VP-Korosec: Teure Großgeräte wie das Gamma-Knife im AKH müssen viel besser genutzt werden!

Versprochene Maßnahmen zur Effizienzsteigerung im KAV sind Schall und Rauch

Wien (OTS) - "Im Juni wurde uns medial groß verkündet, dass mit dem neuen rund 5,5 Mio. Euro teuren Gamma Knife im AKH bis zu 1.000 Patienten pro Jahr behandelt werden können und man damit quasi technisch zur Weltspitze aufgeschlossen habe. Nun steht das gute Stück immer wieder still, weil zu wenig Personal zur Bedienung vorhanden ist. Ich frage mich wirklich, wer im Management des KAV für den Bereich Wirtschaftlichkeit verantwortlich ist", betont die Gesundheitssprecherin der ÖVP Wien, LAbg. Ingrid Korosec in Replik auf die zahlreichen negativen medialen Berichte über das neue Großgerät im AKH.

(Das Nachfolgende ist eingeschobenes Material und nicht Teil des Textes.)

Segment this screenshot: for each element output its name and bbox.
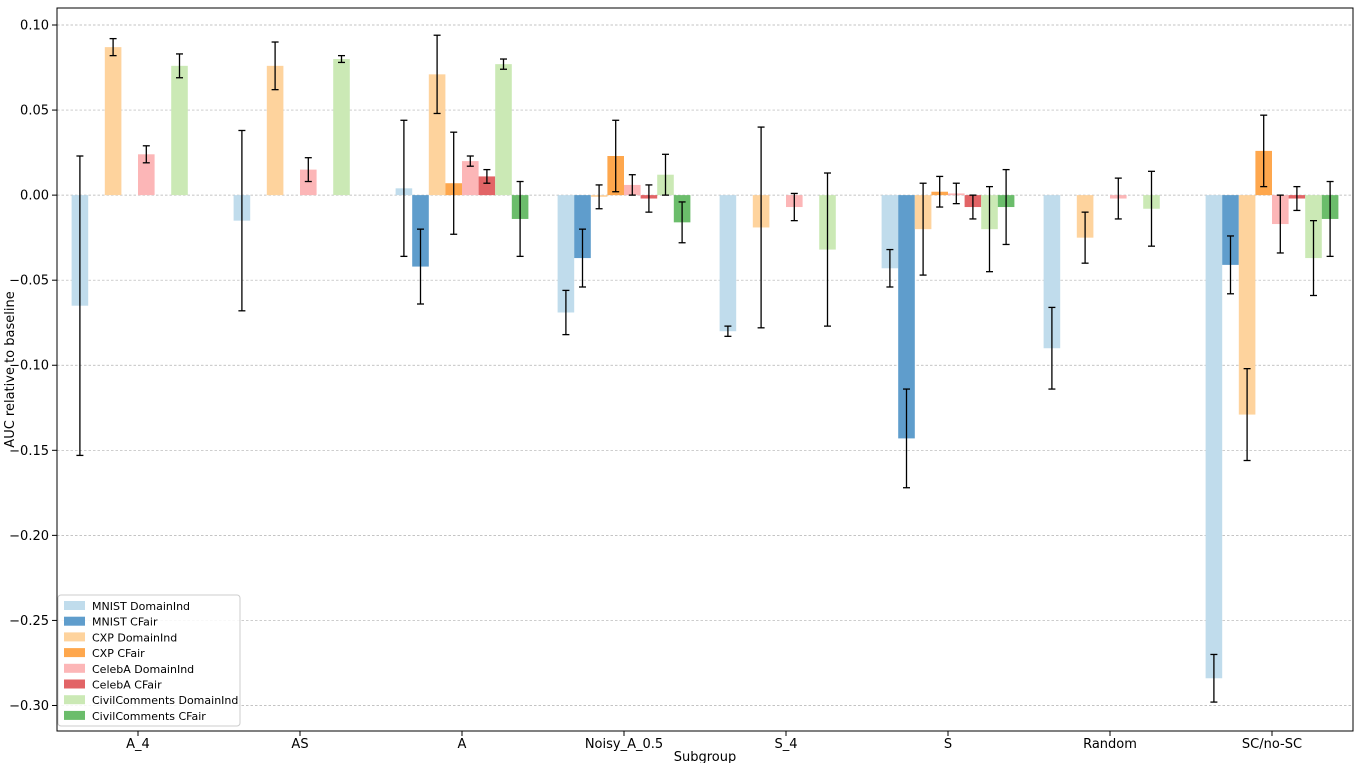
bar — [881, 195, 899, 269]
bar — [719, 195, 737, 332]
legend-swatch — [64, 663, 85, 673]
bars — [71, 47, 1339, 679]
y-tick-label: −0.05 — [9, 274, 49, 289]
legend-swatch — [64, 632, 85, 642]
legend-swatch — [64, 616, 85, 626]
y-tick-label: −0.15 — [9, 444, 49, 459]
bar — [300, 169, 317, 196]
x-axis: A_4 AS A Noisy_A_0.5 S_4 S Random SC/no-SC — [126, 731, 1302, 752]
bar — [1043, 195, 1061, 349]
y-axis-label: AUC relative to baseline — [3, 291, 18, 447]
legend-swatch — [64, 710, 85, 720]
plot-frame — [56, 7, 1354, 732]
y-tick-label: 0.00 — [20, 189, 49, 204]
legend-label: CelebA DomainInd — [92, 663, 194, 676]
bar — [266, 65, 284, 196]
y-tick-label: −0.20 — [9, 529, 49, 544]
legend-label: CXP DomainInd — [92, 631, 177, 644]
legend-frame — [57, 594, 241, 727]
legend-swatch — [64, 695, 85, 705]
error-bars — [76, 34, 1334, 703]
bar — [171, 65, 188, 196]
bar — [104, 47, 122, 196]
bar — [1238, 195, 1256, 415]
x-tick-label: SC/no-SC — [1242, 737, 1302, 752]
bar — [1222, 195, 1239, 265]
gridlines — [57, 24, 1353, 706]
legend-label: CelebA CFair — [92, 679, 162, 692]
y-tick-label: −0.25 — [9, 614, 49, 629]
bar — [574, 195, 591, 259]
bar — [462, 161, 479, 196]
y-tick-label: −0.30 — [9, 699, 49, 714]
x-tick-label: S — [944, 737, 952, 752]
legend-label: CXP CFair — [92, 647, 145, 660]
bar — [898, 195, 915, 439]
bar — [495, 64, 512, 196]
legend-swatch — [64, 648, 85, 658]
y-axis: 0.10 0.05 0.00 −0.05 −0.10 −0.15 −0.20 −0.25 −0.… — [9, 19, 57, 714]
y-tick-label: −0.10 — [9, 359, 49, 374]
bar — [557, 195, 575, 313]
x-tick-label: S_4 — [774, 737, 797, 752]
bar — [428, 74, 446, 196]
x-tick-label: A — [458, 737, 467, 752]
legend-swatch — [64, 601, 85, 610]
bar — [478, 176, 496, 196]
legend-label: CivilComments DomainInd — [92, 694, 238, 707]
y-tick-label: 0.05 — [20, 104, 49, 119]
x-tick-label: AS — [291, 737, 308, 752]
x-tick-label: A_4 — [126, 737, 150, 752]
x-tick-label: Noisy_A_0.5 — [585, 737, 663, 752]
x-tick-label: Random — [1083, 737, 1137, 752]
y-tick-label: 0.10 — [20, 19, 49, 34]
legend-label: MNIST DomainInd — [92, 600, 190, 613]
bar — [1205, 195, 1223, 679]
x-axis-label: Subgroup — [674, 750, 737, 763]
legend: MNIST DomainInd MNIST CFair CXP DomainInd C… — [57, 594, 241, 727]
bar — [333, 59, 350, 196]
legend-swatch — [64, 679, 85, 689]
legend-label: MNIST CFair — [92, 616, 158, 629]
legend-label: CivilComments CFair — [92, 710, 206, 723]
bar — [138, 154, 155, 196]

Das alte Gamma Knife musste am 14. Oktober 2011 abgeschaltet werden, weil die Strahlenquelle irreparabel beschädigt war. "Nach langem Warten wurde nun endlich ein neues, sehr teures Gerät angeschafft und jetzt kann es nicht wie gewollt genutzt werden. Das geht wieder zulasten der Patientinnen und Patienten. Die zuständige Gesundheitsstadträtin soll sich gefälligst mit ihrem neu geschaffenen Beratungsgremium darum kümmern, dass der KAV seine Infrastruktur ordentlich nutzt, denn immerhin wird sie von Wiens Steuerzahlern finanziert", so Korosec abschließend.